There can be no reason or excuse for our indifference or inaction. Today, all of us are well aware of the intimate and inseparable connections of the ecological crisis to the global problems of poverty, migration, and conflict. How can we, as religious leaders, not pursue the welfare of the world’s inhabitants? How can we not bring to light the exploitation created by industries and corporations, often with the permission or tolerance of politicians and states? This is surely a fundamental and critical part of our service as representatives of religion.

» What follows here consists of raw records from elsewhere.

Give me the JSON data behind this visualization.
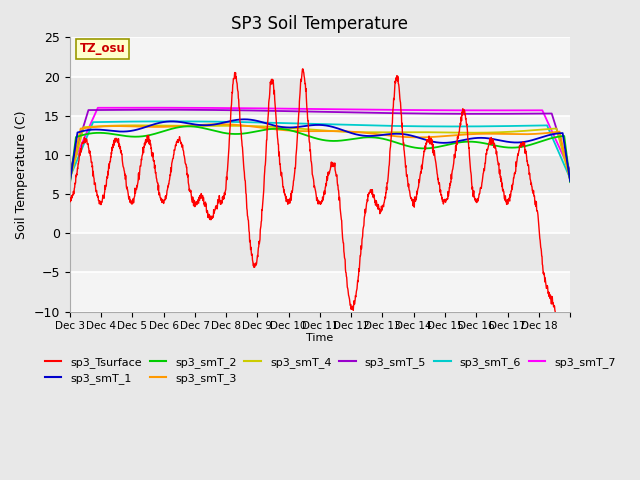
{
  "title": "SP3 Soil Temperature",
  "xlabel": "Time",
  "ylabel": "Soil Temperature (C)",
  "ylim": [
    -10,
    25
  ],
  "xlim": [
    0,
    16
  ],
  "xtick_positions": [
    0,
    1,
    2,
    3,
    4,
    5,
    6,
    7,
    8,
    9,
    10,
    11,
    12,
    13,
    14,
    15,
    16
  ],
  "xtick_labels": [
    "Dec 3",
    "Dec 4",
    "Dec 5",
    "Dec 6",
    "Dec 7",
    "Dec 8",
    "Dec 9",
    "Dec 10",
    "Dec 11",
    "Dec 12",
    "Dec 13",
    "Dec 14",
    "Dec 15",
    "Dec 16",
    "Dec 17",
    "Dec 18",
    ""
  ],
  "ytick_positions": [
    -10,
    -5,
    0,
    5,
    10,
    15,
    20,
    25
  ],
  "tz_label": "TZ_osu",
  "bg_color": "#e8e8e8",
  "series_colors": {
    "sp3_Tsurface": "#ff0000",
    "sp3_smT_1": "#0000cc",
    "sp3_smT_2": "#00cc00",
    "sp3_smT_3": "#ff9900",
    "sp3_smT_4": "#cccc00",
    "sp3_smT_5": "#9900cc",
    "sp3_smT_6": "#00cccc",
    "sp3_smT_7": "#ff00ff"
  }
}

Thirdly, and finally, over the course of the recent pandemic, we learned how vulnerable we are as human beings and how fragile our environment is, if we do not work together. Our social systems frayed, and we found that we cannot control everything. We must acknowledge that the ways we use money and organize our societies have not benefited everyone. We find ourselves weak and anxious, submersed in a series of crises—for instance, in health, food, economy, and society—all of which are deeply and inseparably interconnected. These crises present us with a clear choice. We are in a unique position either to address them with shortsightedness and profiteering (which is the way of a world alienated from God) or seize this as an opportunity for conversion and transformation (which is the way of faith).

If only we could think of humanity as a family and work together towards a future based on the common good, we will find ourselves living in a very different world. Together—all of us in collaboration—we can share a vision for life where everyone flourishes and no person is ignored. Together, we can act with love, justice, and mercy in order to walk towards a fairer and more fulfilling society with those who are most vulnerable at the center of our universe.

However, dear friends, this inevitably involves making changes—sometimes radical and even difficult changes. But that is the authentic way of transformation. That is the authentic way of transformative dialogue and peacebuilding. And that is the only way toward collaboration and inclusion. As ministers of religion, we must raise awareness about the ways we use our resources. As religious communities, we must discover new ways of working together in order to break down the barriers between faiths, cultures, and peoples. May God truly guide our steps in this direction. 

May God bless you all! Thank you for your kind attention!